Jane Fry, radiology director at Lee Health in Florida, shared the institution's successful implementation of a global patient scheduling initiative aimed at improving patient throughput. A clinical order coordinator -- a position added as part of the new program -- has made a huge difference in their radiology department.
"An order coordinator can help alleviate the workload of the technologist, see the big picture of the patient and what the patient needs in the hospital, and prioritize what exams need to be done first," she said.
Every hospital wants to get patients through as efficiently and as safely as possible. And imaging is a key component for reaching that goal.
"Whether the patient comes through the [emergency department] or whether the patient comes in as a direct admit or post-surgery, imaging is involved in absolutely every step of the journey from admission to discharge," Fry said. "So it's critical that we have a clinical order coordinator to help coordinate all of the patients."
A more efficient workflow
The radiology department has really benefited from the global patient scheduling initiative, according to Fry.
"Prior to the implementation of this system, each modality -- whether it be x-ray, nuclear medicine, or CT -- lived in their own little bubble, calling patients down as they got a requisition for the exam without much coordination within the department," she said.
After the order was received, a requisition would then be submitted to the nursing unit to have the patient transported to the radiology department for the study. Sometimes, however, the patient wasn't ready when transportation arrived. For example, a patient might be in the middle of a breathing treatment and transport was sent away, she said.
"It was not uncommon to have 45-minute or hour delays as to when you expected a patient," Fry said. "And if it was a physician-related procedure like an aspiration study or a fluoro study, a lumbar puncture, or an interventional study, you had a radiologist's time tied up with that as well."
Those delays compounded and led to a domino effect that resulted in overtime, as staff were having to stay later to handle all of the patients, Fry said.
"The order coordinator sees the big picture of what's going on with the patient in the entire continuum of care and can help coordinate when patients come to [radiology]," she said.
Prioritizing and prepping exams
The order coordinator prioritizes exams that need to be done first. For example, she can schedule all patients who are in the observation unit earlier in the day, because those patients can often be discharged after their exams, Fry said.
What's more, the order coordinator can make all of the calls for the prep work for the exams, such as checking if the patient has a contrast allergy, according to Fry.

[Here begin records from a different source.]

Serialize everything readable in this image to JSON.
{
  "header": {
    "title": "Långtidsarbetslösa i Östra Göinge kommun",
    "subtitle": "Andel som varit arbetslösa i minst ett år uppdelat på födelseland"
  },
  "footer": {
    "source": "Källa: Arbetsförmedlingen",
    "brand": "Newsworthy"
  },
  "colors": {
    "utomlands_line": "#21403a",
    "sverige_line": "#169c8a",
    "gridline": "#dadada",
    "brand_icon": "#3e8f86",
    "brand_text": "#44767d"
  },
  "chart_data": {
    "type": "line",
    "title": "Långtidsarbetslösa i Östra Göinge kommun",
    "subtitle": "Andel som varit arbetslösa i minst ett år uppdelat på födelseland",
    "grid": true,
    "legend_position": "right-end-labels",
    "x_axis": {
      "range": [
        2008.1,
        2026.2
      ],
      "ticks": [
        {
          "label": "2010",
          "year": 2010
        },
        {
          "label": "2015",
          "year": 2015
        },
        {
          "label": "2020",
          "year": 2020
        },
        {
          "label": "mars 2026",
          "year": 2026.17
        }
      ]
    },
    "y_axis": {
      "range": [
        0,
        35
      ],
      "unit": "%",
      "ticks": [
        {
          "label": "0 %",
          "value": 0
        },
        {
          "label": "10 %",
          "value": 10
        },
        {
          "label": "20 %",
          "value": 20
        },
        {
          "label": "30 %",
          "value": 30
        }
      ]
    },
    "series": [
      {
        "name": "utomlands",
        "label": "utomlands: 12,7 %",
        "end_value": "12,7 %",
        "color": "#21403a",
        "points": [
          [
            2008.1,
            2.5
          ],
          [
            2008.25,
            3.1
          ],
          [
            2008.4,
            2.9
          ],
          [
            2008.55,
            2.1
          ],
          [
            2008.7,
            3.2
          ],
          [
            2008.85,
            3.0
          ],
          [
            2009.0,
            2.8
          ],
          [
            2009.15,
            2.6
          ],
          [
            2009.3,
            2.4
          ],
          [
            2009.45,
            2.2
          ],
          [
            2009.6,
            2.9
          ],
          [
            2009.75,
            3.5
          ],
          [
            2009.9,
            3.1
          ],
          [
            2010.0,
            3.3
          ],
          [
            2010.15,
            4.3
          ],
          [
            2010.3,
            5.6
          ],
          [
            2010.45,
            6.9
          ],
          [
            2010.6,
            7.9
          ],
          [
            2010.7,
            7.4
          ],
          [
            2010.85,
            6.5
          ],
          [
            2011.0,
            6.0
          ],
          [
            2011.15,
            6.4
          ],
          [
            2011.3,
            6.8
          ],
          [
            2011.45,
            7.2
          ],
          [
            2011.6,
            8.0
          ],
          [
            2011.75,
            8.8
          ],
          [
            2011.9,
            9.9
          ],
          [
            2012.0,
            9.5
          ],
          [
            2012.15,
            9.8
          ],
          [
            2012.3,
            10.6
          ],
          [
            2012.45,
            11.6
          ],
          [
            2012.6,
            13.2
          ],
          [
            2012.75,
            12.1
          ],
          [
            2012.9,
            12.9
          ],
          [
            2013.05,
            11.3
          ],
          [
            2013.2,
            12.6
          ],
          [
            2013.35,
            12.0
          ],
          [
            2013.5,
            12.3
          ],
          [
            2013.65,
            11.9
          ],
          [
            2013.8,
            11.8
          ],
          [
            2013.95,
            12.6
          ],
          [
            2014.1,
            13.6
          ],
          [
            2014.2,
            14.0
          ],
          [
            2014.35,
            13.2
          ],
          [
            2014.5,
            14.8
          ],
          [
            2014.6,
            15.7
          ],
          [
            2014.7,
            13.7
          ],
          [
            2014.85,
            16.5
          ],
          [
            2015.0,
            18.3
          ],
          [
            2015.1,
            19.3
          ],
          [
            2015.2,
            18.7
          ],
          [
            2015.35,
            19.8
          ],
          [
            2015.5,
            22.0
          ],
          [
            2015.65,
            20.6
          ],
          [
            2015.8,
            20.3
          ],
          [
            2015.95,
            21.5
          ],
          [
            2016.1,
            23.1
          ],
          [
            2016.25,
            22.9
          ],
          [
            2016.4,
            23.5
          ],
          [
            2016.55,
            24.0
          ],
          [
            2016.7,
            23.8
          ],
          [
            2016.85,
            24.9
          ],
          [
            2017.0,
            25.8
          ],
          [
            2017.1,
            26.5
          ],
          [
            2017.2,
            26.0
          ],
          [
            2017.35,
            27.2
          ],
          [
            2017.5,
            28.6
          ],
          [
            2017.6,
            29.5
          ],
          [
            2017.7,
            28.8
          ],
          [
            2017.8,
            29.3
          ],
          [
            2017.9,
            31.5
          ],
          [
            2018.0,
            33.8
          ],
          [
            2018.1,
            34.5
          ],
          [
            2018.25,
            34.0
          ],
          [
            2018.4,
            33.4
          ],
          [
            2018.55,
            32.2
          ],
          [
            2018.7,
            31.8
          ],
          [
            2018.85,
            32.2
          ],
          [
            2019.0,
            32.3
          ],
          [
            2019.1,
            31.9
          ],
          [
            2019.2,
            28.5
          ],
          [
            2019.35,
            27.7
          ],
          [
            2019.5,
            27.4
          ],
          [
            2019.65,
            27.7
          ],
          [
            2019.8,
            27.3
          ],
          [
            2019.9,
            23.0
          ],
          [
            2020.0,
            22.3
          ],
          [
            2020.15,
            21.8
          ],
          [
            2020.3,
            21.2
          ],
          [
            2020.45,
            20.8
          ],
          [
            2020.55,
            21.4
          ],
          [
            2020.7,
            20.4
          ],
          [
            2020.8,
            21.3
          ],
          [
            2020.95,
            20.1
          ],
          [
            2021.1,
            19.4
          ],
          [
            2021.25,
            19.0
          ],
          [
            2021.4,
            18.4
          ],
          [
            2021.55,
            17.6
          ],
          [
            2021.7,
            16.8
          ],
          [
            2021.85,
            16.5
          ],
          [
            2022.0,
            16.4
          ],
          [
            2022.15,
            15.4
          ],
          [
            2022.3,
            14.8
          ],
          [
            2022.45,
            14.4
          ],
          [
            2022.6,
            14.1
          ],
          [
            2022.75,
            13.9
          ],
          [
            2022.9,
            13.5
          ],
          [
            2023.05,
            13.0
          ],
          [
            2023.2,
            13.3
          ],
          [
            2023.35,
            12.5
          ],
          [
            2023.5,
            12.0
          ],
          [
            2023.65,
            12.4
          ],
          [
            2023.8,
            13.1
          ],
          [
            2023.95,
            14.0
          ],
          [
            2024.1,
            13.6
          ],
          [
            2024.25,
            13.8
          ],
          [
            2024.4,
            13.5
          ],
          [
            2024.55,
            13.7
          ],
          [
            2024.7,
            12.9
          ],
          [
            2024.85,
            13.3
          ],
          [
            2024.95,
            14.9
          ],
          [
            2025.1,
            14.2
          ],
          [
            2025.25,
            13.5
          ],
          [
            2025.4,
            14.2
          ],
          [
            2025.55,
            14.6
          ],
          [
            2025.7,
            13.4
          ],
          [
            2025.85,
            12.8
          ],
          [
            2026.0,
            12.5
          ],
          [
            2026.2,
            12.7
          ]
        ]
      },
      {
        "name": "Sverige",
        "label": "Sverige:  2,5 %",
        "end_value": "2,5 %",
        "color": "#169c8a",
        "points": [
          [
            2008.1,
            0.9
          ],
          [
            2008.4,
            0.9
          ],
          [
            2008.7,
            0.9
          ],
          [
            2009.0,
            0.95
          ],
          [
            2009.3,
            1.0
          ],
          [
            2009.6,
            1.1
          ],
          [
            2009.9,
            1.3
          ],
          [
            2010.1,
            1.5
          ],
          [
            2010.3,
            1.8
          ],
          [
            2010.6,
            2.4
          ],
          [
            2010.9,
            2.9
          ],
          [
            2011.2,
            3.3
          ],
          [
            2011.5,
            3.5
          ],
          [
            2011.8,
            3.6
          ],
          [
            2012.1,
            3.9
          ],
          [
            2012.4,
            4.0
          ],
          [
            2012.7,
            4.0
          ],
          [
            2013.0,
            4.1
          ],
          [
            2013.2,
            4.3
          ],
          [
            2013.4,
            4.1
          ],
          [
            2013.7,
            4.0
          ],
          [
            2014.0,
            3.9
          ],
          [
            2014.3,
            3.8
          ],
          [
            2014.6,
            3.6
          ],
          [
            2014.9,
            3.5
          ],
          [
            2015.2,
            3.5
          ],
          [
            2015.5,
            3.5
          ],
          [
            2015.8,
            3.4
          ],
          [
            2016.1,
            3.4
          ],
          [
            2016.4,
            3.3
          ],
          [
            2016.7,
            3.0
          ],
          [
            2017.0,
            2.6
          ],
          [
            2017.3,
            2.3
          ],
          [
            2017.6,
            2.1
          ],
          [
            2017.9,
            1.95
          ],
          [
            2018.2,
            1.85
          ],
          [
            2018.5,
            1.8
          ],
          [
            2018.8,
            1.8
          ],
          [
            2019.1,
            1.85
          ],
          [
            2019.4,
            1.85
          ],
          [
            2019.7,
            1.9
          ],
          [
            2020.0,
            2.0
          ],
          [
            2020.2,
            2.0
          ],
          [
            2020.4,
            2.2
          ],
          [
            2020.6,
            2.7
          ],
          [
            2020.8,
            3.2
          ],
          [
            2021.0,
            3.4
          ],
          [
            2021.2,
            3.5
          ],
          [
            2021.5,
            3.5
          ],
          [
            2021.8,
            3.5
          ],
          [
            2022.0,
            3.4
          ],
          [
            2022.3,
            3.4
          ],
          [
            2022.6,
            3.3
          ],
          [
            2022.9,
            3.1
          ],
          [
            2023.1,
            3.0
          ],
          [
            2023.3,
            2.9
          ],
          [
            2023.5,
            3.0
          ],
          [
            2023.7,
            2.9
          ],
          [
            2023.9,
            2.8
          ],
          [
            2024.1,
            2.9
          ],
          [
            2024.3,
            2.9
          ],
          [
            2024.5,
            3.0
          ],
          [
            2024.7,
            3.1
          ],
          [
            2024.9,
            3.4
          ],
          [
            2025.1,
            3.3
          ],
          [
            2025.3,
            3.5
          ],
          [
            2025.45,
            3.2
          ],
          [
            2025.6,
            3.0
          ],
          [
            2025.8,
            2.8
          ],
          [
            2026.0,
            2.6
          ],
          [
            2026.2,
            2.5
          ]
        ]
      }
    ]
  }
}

"If the patient has a contrast allergy for CT, that nurse who's the order coordinator can then implement the protocol for premedication and get that patient appropriately medicated so that the patient is coming to us at an appropriate time for their CT with contrast versus the patient coming down and then [we] find out the patient needs premedication," she said. "So she's taking a lot off the plates of the technologists, which then allows the technologists to scan, in which we're more efficient."
Even though imaging volumes may increase, there isn't the need to increase staff as the system has alleviated a lot of the extra clerical work for the technologists that others can do, Fry said.
"There's only a small group of people in every institution who can do a CT, who can do an x-ray," she said. "You want your clinical people doing the clinical work and this takes that burden off of them."
The initiative has led to quantifiable improvements in radiology metrics.
|Improvement in radiology metrics after adoption of global patient scheduling initiative
||Before patient scheduling initiative
||After global patient scheduling initiative
|Average time from study order to completion
||1 hour, 45 minutes
|Average time from completion of exam until dictated final report
*Implementation of speech recognition system also contributed to improvement
Getting staff buy-in
Change management was important to win buy-in from the staff, according to Fry. In small groups of four to six people, staff members brainstormed on areas that wouldn't work under the new process. The group then collaborated to develop an action plan to manage every possible problem that they could foresee.
"You're hearing their concerns, and you're involving them in the resolution of the problem," Fry said. "When you've got that [staff] buy-in, things work much better."
When asked recently about all of the good things that have happened last year, staff unanimously highlighted the order coordinator, Fry said.
"[She] has made their lives so much better and more efficient and they can't imagine life without her," she said.